94) And the Band Played On: Politics, People, and the AIDS Epidemic by Randy Shilts
This was one of the most harrowing and compelling reads I can remember. It focuses on the early years of the AIDS epidemic, mostly from the point of view of the gay men in L.A. and San Francisco who were among its early casualties and of the scientists and clinicians who tried to figure out what was going on despite political stonewalling from all sides. It brought back memories for me of the early to mid 80's, when I was pretty far removed from the crisis--as a heterosexual adolescent girl growing up in the rural South--but still hyper-aware of this strange and terrifying new disease.

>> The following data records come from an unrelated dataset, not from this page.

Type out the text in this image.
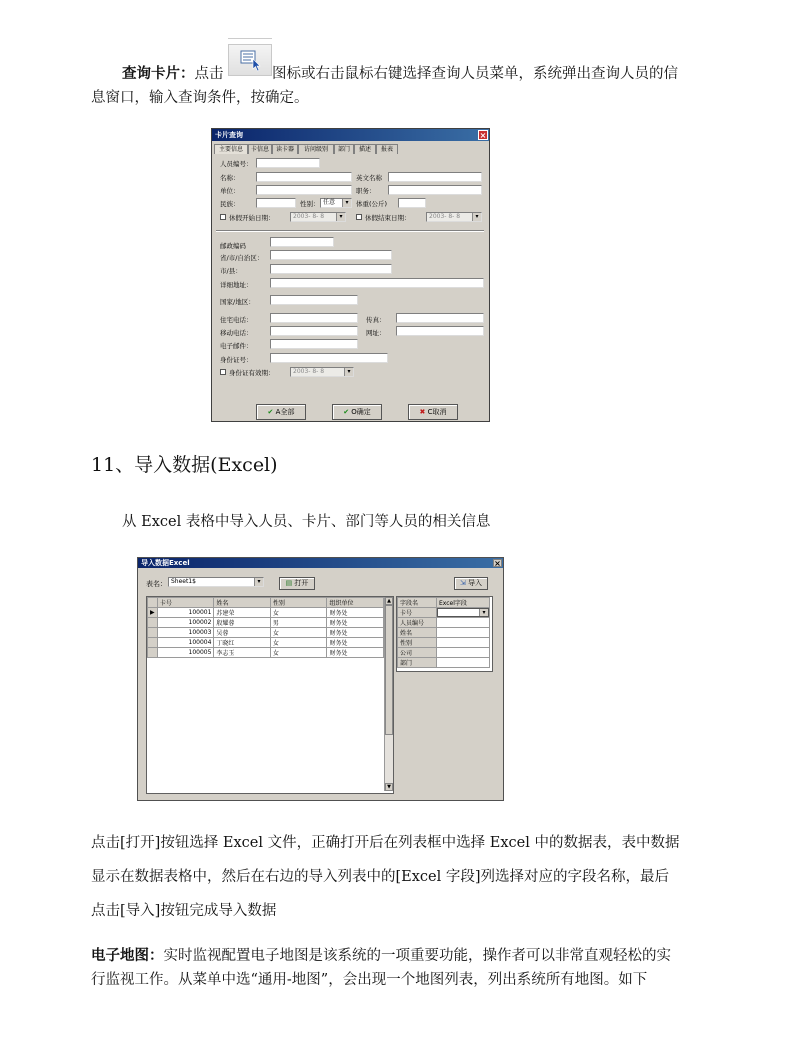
查询卡片：点击	图标或右击鼠标右键选择查询人员菜单，系统弹出查询人员的信
息窗口，输入查询条件，按确定。
卡片查询	×
主要信息	卡信息	读卡器	访问级别	部门	描述	报表
人员编号：
名称：	英文名称
单位：	职务：
民族：	性别： 任意	▾	体重(公斤)
休假开始日期：	2003- 8- 8	▾	休假结束日期：	2003- 8- 8	▾
邮政编码
省/市/自治区：
市/县：
详细地址：
国家/地区：
住宅电话：	传真：
移动电话：	网址：
电子邮件：
身份证号：
身份证有效期：	2003- 8- 8	▾
✔ A全部	✔ O确定	✖ C取消
11、导入数据(Excel)
从 Excel 表格中导入人员、卡片、部门等人员的相关信息
导入数据Excel	×
表名： Sheet1$	▾	▤ 打开	⇲ 导入
	卡号	姓名	性别	组织单位
▶	100001	苏建荣	女	财务处
	100002	殷耀蓉	男	财务处
	100003	吴蓉	女	财务处
	100004	丁晓红	女	财务处
	100005	李志玉	女	财务处
▲
▼
字段名	Excel字段
卡号	▾

人员编号	
姓名	
性别	
公司	
部门	
点击[打开]按钮选择 Excel 文件，正确打开后在列表框中选择 Excel 中的数据表，表中数据
显示在数据表格中，然后在右边的导入列表中的[Excel 字段]列选择对应的字段名称，最后
点击[导入]按钮完成导入数据
电子地图：实时监视配置电子地图是该系统的一项重要功能，操作者可以非常直观轻松的实
行监视工作。从菜单中选“通用-地图”，会出现一个地图列表，列出系统所有地图。如下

There's so much I could say about this book, but what struck me more than anything else is how terrible we are as a species about responding to a slow-moving crisis. Our fight-or-flight mechanisms serve us pretty well with immediate threats, but it's stunning how long it took pretty much everyone involved to take the obvious steps when it was more than clear that AIDS was a blood-borne and sexually transmitted illness with a long incubation period. It reminded me, of all things, of some of the current controversy over climate change--that clinging to a minuscule possibility that the overwhelming preponderance of evidence is wrong because accepting that evidence means you need to make big changes.
95) Code Name Verity by Elizabeth Wein
This book took a few chapters for me to get into it, but after that I couldn't put it down. It's an unusual book, at least for me, but I enjoyed the combination of spy adventure, friendship, courage, and sacrifice it contained.
96) Sweet Disorder by Rose Lerner
Full disclosure: Rose Lerner is one of my critique partners and a very good friend. All that said, if you enjoy historical romances written in a strong voice, with a deep grounding in history that only adds to the richness of characterization, the poignancy of the romance, and the sexiness of the love scenes, you should read this book.